Armenia's Energy Minister Arur Grigoryan told reporters last week that the government had permission from the European Union to proceed with refurbishment projects that would extend the life of the country's nuclear power plant until 2026, according to news reports.
“We have agreed the extension of the service of the nuclear power plant with the European Union and today this issue does not worry us,” said the minister, who explained the agreement was part of the Comprehensive and Enhanced Partnership Agreement (CEPA) that was signed in November 2017 and goes into effect when all 28 European Union member states ratify it.
The Metsamor NPP, constructed in the 1970s, includes two VVER 44-V230 light water reactors that are scheduled for extensive repairs and upgrades.
The plant was closed after an earthquake in 1988, but one reactor was reactivated in 1995 while the country experienced severe energy shortages, according to Nuclear Engineering International.

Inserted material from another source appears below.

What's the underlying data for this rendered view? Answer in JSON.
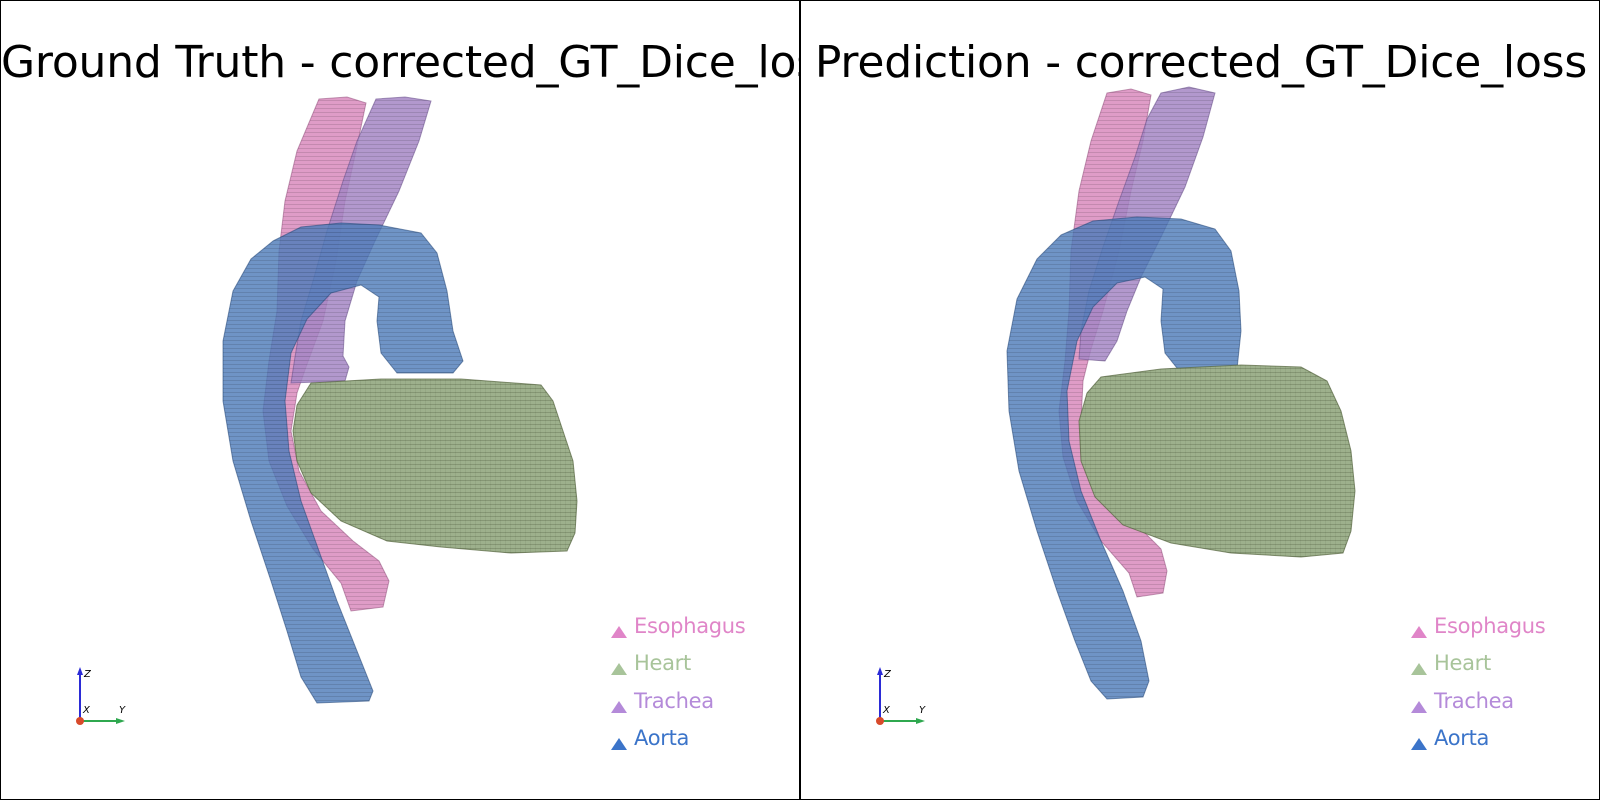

The projects, which are already underway, are contracted to Rosatom subsidiary Rustatom Service. Partial upgrades on turbine 4 at Metsamor 2, including condenser and separator replacement) was begun in April. On June 1, work will begin on turbine 3, which will include upgrades of the high and low cylinders and replacement of a generator., leads and main transformer, as well as the auxiliary systems equipment.
The reactor is expected to be restarted in early August after a partially upgraded turbo system. When completed, work in 2018 is expected to add 10 percent more capacity due to increased turbine efficiency.
With new Russian made generators (made by OJSC Power Machines of St. Petersburg), the output is expected to jump to 3.0-3.3 TWh from the current output of 2.3-2.5TWh.